2017 QEPrize goes to the creators of digital imaging sensors
Four engineers responsible for the creation of digital imaging sensors were yesterday honoured with the world’s most prestigious engineering prize. The Queen Elizabeth Prize for Engineering is a £1million prize, celebrating world-changing engineering innovations.
Eric Fossum (USA), George Smith (USA), Nobukazu Teranishi (Japan) and Michael Tompsett (UK) were announced as the winners by Lord Browne of Madingley, in the presence of HRH The Princess Royal, at the Royal Academy of Engineering.
Their innovations revolutionised the visual world; the charge coupled device (CCD), the pinned photodiode (PPD) and the complementary metal oxide semiconductor (CMOS) image sensor.
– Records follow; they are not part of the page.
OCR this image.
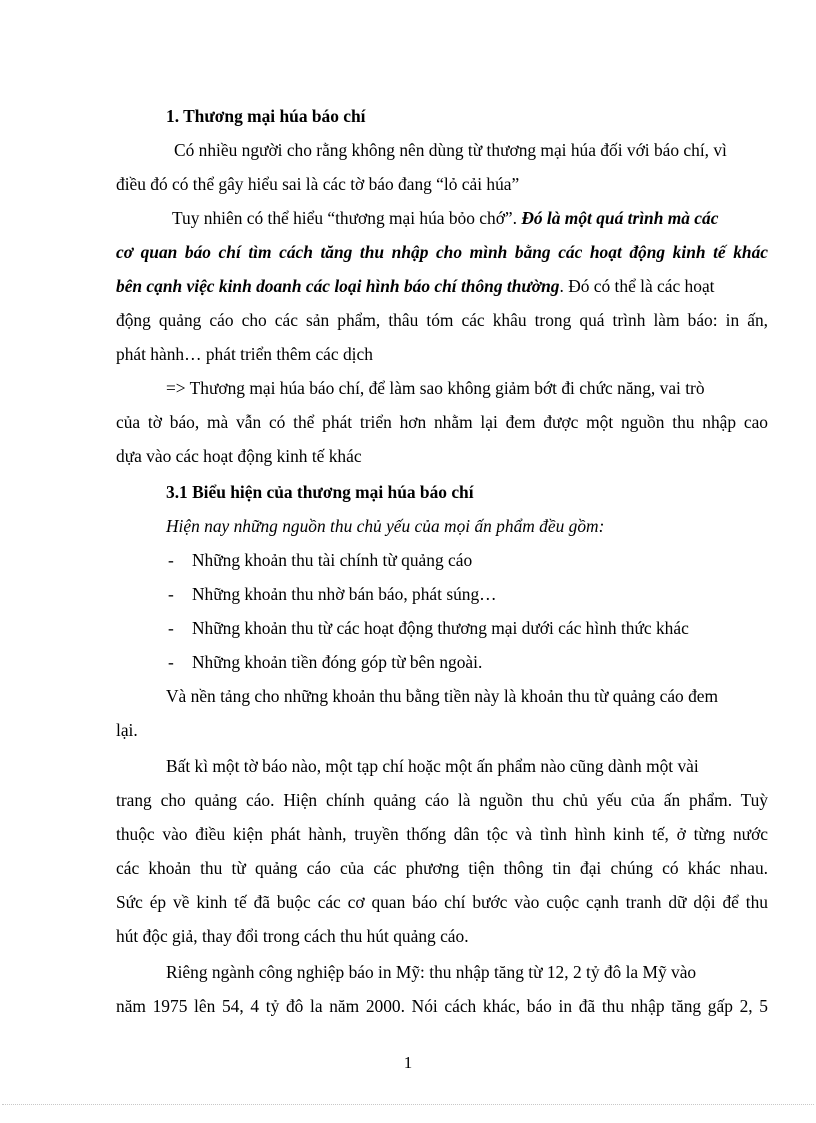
1. Thương mại húa báo chí
Có nhiều người cho rằng không nên dùng từ thương mại húa đối với báo chí, vì
điều đó có thể gây hiểu sai là các tờ báo đang “lỏ cải húa”
Tuy nhiên có thể hiểu “thương mại húa bỏo chớ”. Đó là một quá trình mà các
cơ quan báo chí tìm cách tăng thu nhập cho mình bằng các hoạt động kinh tế khác
bên cạnh việc kinh doanh các loại hình báo chí thông thường. Đó có thể là các hoạt
động quảng cáo cho các sản phẩm, thâu tóm các khâu trong quá trình làm báo: in ấn,
phát hành… phát triển thêm các dịch
=> Thương mại húa báo chí, để làm sao không giảm bớt đi chức năng, vai trò
của tờ báo, mà vẫn có thể phát triển hơn nhằm lại đem được một nguồn thu nhập cao
dựa vào các hoạt động kinh tế khác
3.1 Biểu hiện của thương mại húa báo chí
Hiện nay những nguồn thu chủ yếu của mọi ấn phẩm đều gồm:
- Những khoản thu tài chính từ quảng cáo
- Những khoản thu nhờ bán báo, phát súng…
- Những khoản thu từ các hoạt động thương mại dưới các hình thức khác
- Những khoản tiền đóng góp từ bên ngoài.
Và nền tảng cho những khoản thu bằng tiền này là khoản thu từ quảng cáo đem
lại.
Bất kì một tờ báo nào, một tạp chí hoặc một ấn phẩm nào cũng dành một vài
trang cho quảng cáo. Hiện chính quảng cáo là nguồn thu chủ yếu của ấn phẩm. Tuỳ
thuộc vào điều kiện phát hành, truyền thống dân tộc và tình hình kinh tế, ở từng nước
các khoản thu từ quảng cáo của các phương tiện thông tin đại chúng có khác nhau.
Sức ép về kinh tế đã buộc các cơ quan báo chí bước vào cuộc cạnh tranh dữ dội để thu
hút độc giả, thay đổi trong cách thu hút quảng cáo.
Riêng ngành công nghiệp báo in Mỹ: thu nhập tăng từ 12, 2 tỷ đô la Mỹ vào
năm 1975 lên 54, 4 tỷ đô la năm 2000. Nói cách khác, báo in đã thu nhập tăng gấp 2, 5
1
Digital imaging sensors have enabled high-speed, low-cost colour imaging at a resolution and sensitivity that can exceed that of the human eye. They offer instant access to images ranging from minute cell structures to galaxies billions of light years away, transforming medicine, science, communication and entertainment.
The revolution began in the 1970s with the development of the CCD by George Smith and its use in imaging by Michael Tompsett. The CCD is the image sensor inside early digital cameras, converting particles of light, or photons, into electrical signals enabling the image to be stored as digital data. The following decade, Nobukazu Teranishi invented the pinned photodiode (PPD), reducing the size of light-capturing ‘pixels’ and significantly improving image quality. The development of the CMOS sensor by Eric Fossum in 1992 allowed cameras to be made smaller, cheaper and with better battery life.
Professor Sir Christopher Snowden, Chair of Judges said: “A picture is a universal form of communication. It can be shared instantly with anyone around the world, no matter what language they speak. We chose this engineering innovation because it epitomises what the prize stands for. It is inspirational, truly something that everyone can understand, and it has had a remarkable social impact worldwide.”
Chairman of the Queen Elizabeth Prize for Engineering Foundation, Lord Browne of Madingley said: “The 2017 Queen Elizabeth Prize for Engineering is awarded to four engineers who have revolutionised the way we capture and analyse visual information. The spirit of international collaboration driving the work of George Smith, Michael Tompsett, Nobukazu Teranishi and Eric Fossum encapsulates perfectly the ideals of the QEPrize. In honouring them we hope to inspire the next generation of engineers to continue to push back the frontiers of the possible.”